Sevgili Mehmet Acet “Göç zenginliktir, korkuya gerek yok” başlıklı dünkü yazısında Suriyelilerin Türkiye’ye değer kattığını anlatmış. Son cümle olarak da, “Bu durumda ‘Suriyeliler geldi huzurumuz kaçtı’ cümlesi de fazla propaganda kokan bir cümle haline dönüşüyor” diyor.
Yazının bir bölümünde de şöyle diyor, “(…) Unkapanı köprüsünden Fatih’e çıkarsanız, o bölgedeki değişimi bir Fatihli size daha iyi anlatabilir.” Bu cümleyi pas olarak kabul ediyorum ve bir Fatihli olarak Suriyeliler meselesini bir kez daha anlatmak istiyorum.
Fatih’te 300 ruhsatlı iş yeri var Suriyelilerin. Ve İstanbul genelinde 500 bin olan Suriyeli nüfusu Fatih’te 110 bin civarında. Fakiri az. Orta sınıfı çok.
Suriyelilerin işyerlerinin çok olduğu bir caddede oturuyorum. Değişimi gözlüyorum. Mesela, tek tük kalmış Türk esnafı, tabelasına “Türk Lokantası” yazma ihtiyacı duydu çoktan!

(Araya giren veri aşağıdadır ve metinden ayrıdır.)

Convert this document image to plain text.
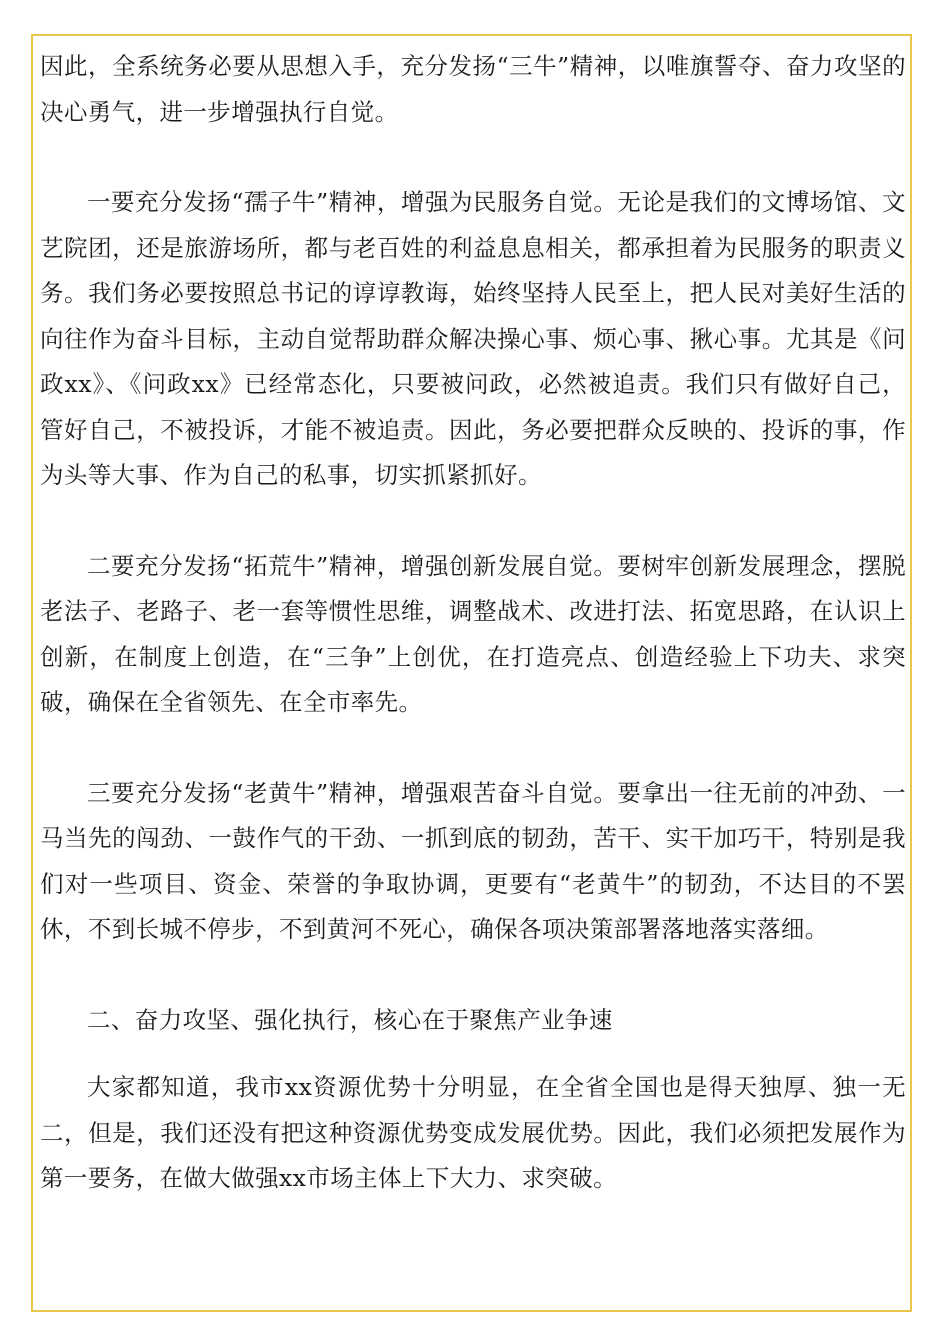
因此，全系统务必要从思想入手，充分发扬“三牛”精神，以唯旗誓夺、奋力攻坚的决心勇气，进一步增强执行自觉。

一要充分发扬“孺子牛”精神，增强为民服务自觉。无论是我们的文博场馆、文艺院团，还是旅游场所，都与老百姓的利益息息相关，都承担着为民服务的职责义务。我们务必要按照总书记的谆谆教诲，始终坚持人民至上，把人民对美好生活的向往作为奋斗目标，主动自觉帮助群众解决操心事、烦心事、揪心事。尤其是《问政xx》、《问政xx》已经常态化，只要被问政，必然被追责。我们只有做好自己，管好自己，不被投诉，才能不被追责。因此，务必要把群众反映的、投诉的事，作为头等大事、作为自己的私事，切实抓紧抓好。

二要充分发扬“拓荒牛”精神，增强创新发展自觉。要树牢创新发展理念，摆脱老法子、老路子、老一套等惯性思维，调整战术、改进打法、拓宽思路，在认识上创新，在制度上创造，在“三争”上创优，在打造亮点、创造经验上下功夫、求突破，确保在全省领先、在全市率先。

三要充分发扬“老黄牛”精神，增强艰苦奋斗自觉。要拿出一往无前的冲劲、一马当先的闯劲、一鼓作气的干劲、一抓到底的韧劲，苦干、实干加巧干，特别是我们对一些项目、资金、荣誉的争取协调，更要有“老黄牛”的韧劲，不达目的不罢休，不到长城不停步，不到黄河不死心，确保各项决策部署落地落实落细。

二、奋力攻坚、强化执行，核心在于聚焦产业争速

大家都知道，我市xx资源优势十分明显，在全省全国也是得天独厚、独一无二，但是，我们还没有把这种资源优势变成发展优势。因此，我们必须把发展作为第一要务，在做大做强xx市场主体上下大力、求突破。
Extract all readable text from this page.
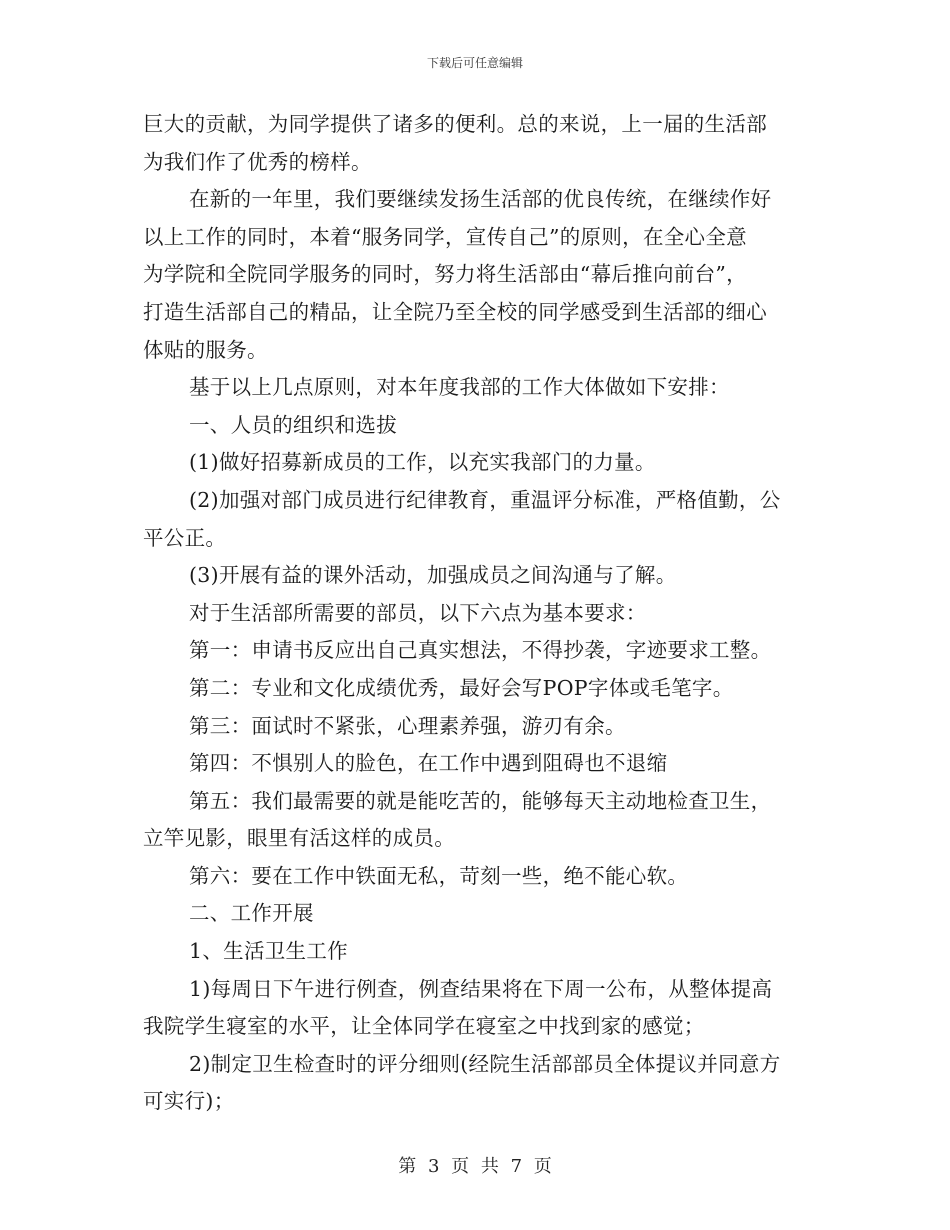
下载后可任意编辑
巨大的贡献，为同学提供了诸多的便利。总的来说，上一届的生活部
为我们作了优秀的榜样。
在新的一年里，我们要继续发扬生活部的优良传统，在继续作好
以上工作的同时，本着“服务同学，宣传自己”的原则，在全心全意
为学院和全院同学服务的同时，努力将生活部由“幕后推向前台”，
打造生活部自己的精品，让全院乃至全校的同学感受到生活部的细心
体贴的服务。
基于以上几点原则，对本年度我部的工作大体做如下安排：
一、人员的组织和选拔
(1)做好招募新成员的工作，以充实我部门的力量。
(2)加强对部门成员进行纪律教育，重温评分标准，严格值勤，公
平公正。
(3)开展有益的课外活动，加强成员之间沟通与了解。
对于生活部所需要的部员，以下六点为基本要求：
第一：申请书反应出自己真实想法，不得抄袭，字迹要求工整。
第二：专业和文化成绩优秀，最好会写POP字体或毛笔字。
第三：面试时不紧张，心理素养强，游刃有余。
第四：不惧别人的脸色，在工作中遇到阻碍也不退缩
第五：我们最需要的就是能吃苦的，能够每天主动地检查卫生，
立竿见影，眼里有活这样的成员。
第六：要在工作中铁面无私，苛刻一些，绝不能心软。
二、工作开展
1、生活卫生工作
1)每周日下午进行例查，例查结果将在下周一公布，从整体提高
我院学生寝室的水平，让全体同学在寝室之中找到家的感觉；
2)制定卫生检查时的评分细则(经院生活部部员全体提议并同意方
可实行)；
第 3 页 共 7 页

Yine apartmanlarda oturan Suriyeli ailelerden tanıdıklarım var. O ailelerin, apartmandaki yerleşik düzeni nasıl dönüştürdüklerini burada anlatmayacağım, canımız çok sıkılır zira…
Bir de alışkanlıklarının tamamını gelirken yanlarında getirdiklerini söylememe müsaade edin.